6 Krise

Irgendwann ging mir der Zwirn aus. Die musikalische Einsamkeit, die fehlenden Konzerte unterforderten mich und ließen mich stimmtechnisch abbauen. Ich fühlte mich mit meiner Stimme so, als ob ich einen Rolls Royce in der Tasche hätte, für den ich keine Verwendung hab. Auf die Opernbühne geh ich nicht mehr. Also für was dann das Ganze? Wozu Üben? Wohin mich entwickeln?
Das Einzige, was mich immer wieder stoßweise ans Üben brachte, war ein gewisses Pflichtgefühl meiner Vergangenheit gegenüber. Wenn ich nicht übe, dann werden die letzten Jahre so sinnlos. Dann müsste ich mir eingestehn, dass alles, was ich die Jahre gemacht habe, für mein heutiges Leben völlig ohne Bedeutung wäre.
Also hab ich mich immer wieder konfrontiert. Damit, dass mich nichts Frohes, Schönes oder Leichtes zum Üben lockt. Damit, dass ich beim Üben weder ein Konzept noch eine Ahnung hatte, wie es mir Spaß machen könnte. Damit, dass ich unfähig war mit Sackgassen umzugehen und damit, dass ich keinen blassen Schimmer von sinnvollem oder kontinuierlichem Lernen hatte. Da war unglaublich viel Widerstand zu Üben und auch während dem Üben war es energieraubend. Die Welle nach dem Studium ist vollkommen abgeklungen und aus mir heraus konnte ich keine neue erzeugen, denn es war nichts in mir, was Kraft dafür hätte schöpfen können. Woraus Kraft schöpfen? Aus den vielen Stunden den Pflichtgefühls, das für mich mit Üben und Musik verbunden ist? Aus den Stimmen in meinem Kopf? Aus den fehlenden Erwartungshaltungen?

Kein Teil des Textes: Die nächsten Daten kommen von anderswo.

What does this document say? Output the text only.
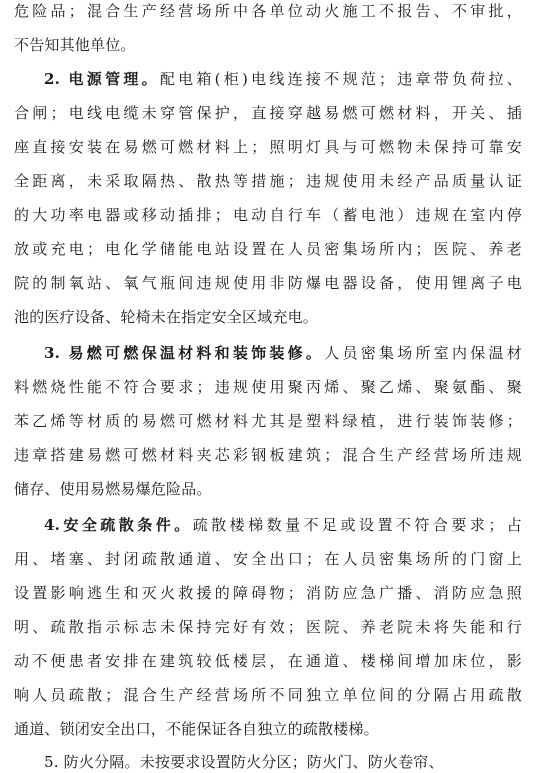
危险品；混合生产经营场所中各单位动火施工不报告、不审批，
不告知其他单位。
2. 电源管理。配电箱(柜)电线连接不规范；违章带负荷拉、
合闸；电线电缆未穿管保护，直接穿越易燃可燃材料，开关、插
座直接安装在易燃可燃材料上；照明灯具与可燃物未保持可靠安
全距离，未采取隔热、散热等措施；违规使用未经产品质量认证
的大功率电器或移动插排；电动自行车（蓄电池）违规在室内停
放或充电；电化学储能电站设置在人员密集场所内；医院、养老
院的制氧站、氧气瓶间违规使用非防爆电器设备，使用锂离子电
池的医疗设备、轮椅未在指定安全区域充电。
3. 易燃可燃保温材料和装饰装修。人员密集场所室内保温材
料燃烧性能不符合要求；违规使用聚丙烯、聚乙烯、聚氨酯、聚
苯乙烯等材质的易燃可燃材料尤其是塑料绿植，进行装饰装修；
违章搭建易燃可燃材料夹芯彩钢板建筑；混合生产经营场所违规
储存、使用易燃易爆危险品。
4.安全疏散条件。疏散楼梯数量不足或设置不符合要求；占
用、堵塞、封闭疏散通道、安全出口；在人员密集场所的门窗上
设置影响逃生和灭火救援的障碍物；消防应急广播、消防应急照
明、疏散指示标志未保持完好有效；医院、养老院未将失能和行
动不便患者安排在建筑较低楼层，在通道、楼梯间增加床位，影
响人员疏散；混合生产经营场所不同独立单位间的分隔占用疏散
通道、锁闭安全出口，不能保证各自独立的疏散楼梯。
5. 防火分隔。未按要求设置防火分区；防火门、防火卷帘、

Warum hab ich nochmals begonnen zu studieren? Ist das jetzt alles weg? Ich kann mich an Wochen erinnern, wo mich diese Fragen trafen wie Pfeile. Mein Herz war richtig schwer und Existenzängste waren meine Begleiter. Wenn ich den Spirit meines Berufes nicht spüren kann, warum mach ich das dann überhaupt? Ich war knallehrlich zu mir ohne Rücksicht auf die Schritte, die auf bestimmte Erkenntnisse folgen müssten oder die Leere, die mich manchmal verzehrte und durch meine Fragen noch größer wurde. In dieser Zeit weinte ich viel und funktionierte nur. In die Arbeit gehen war dann sowas wie Pause machen von meiner Ehrlichkeit. Einfach nur mal was abspulen dürfen. Und auch das misslang allzu oft, weil ich diese Leere ja überallhin mitnahm. Und wieder nicht gut unterrichtet. Und wieder….
Ich warf die Musik gedanklich weit von mir. Wenn ich nicht spüren konnte, warum ich Musikerin bin, dann wollte ich keine sein. Ich hab schon einmal eine weitreichende Entscheidung für mein Leben getroffen. Das kann ich auch ein zweites Mal tun. Ich durchforstete das Internet zu den Themen Tierpflegerin und Meeresbiologie. Vielleicht sollte ich einfach komplett neu beginnen.
Was ist wirklich meins? Was will ich auf der Welt erleben, was will ich gerne machen? Musik, dich werf ich weg, denn ich kann dich nicht erfüllen, wenn ich nicht erfüllt bin. Ob du jemals zu mir zurückkommst?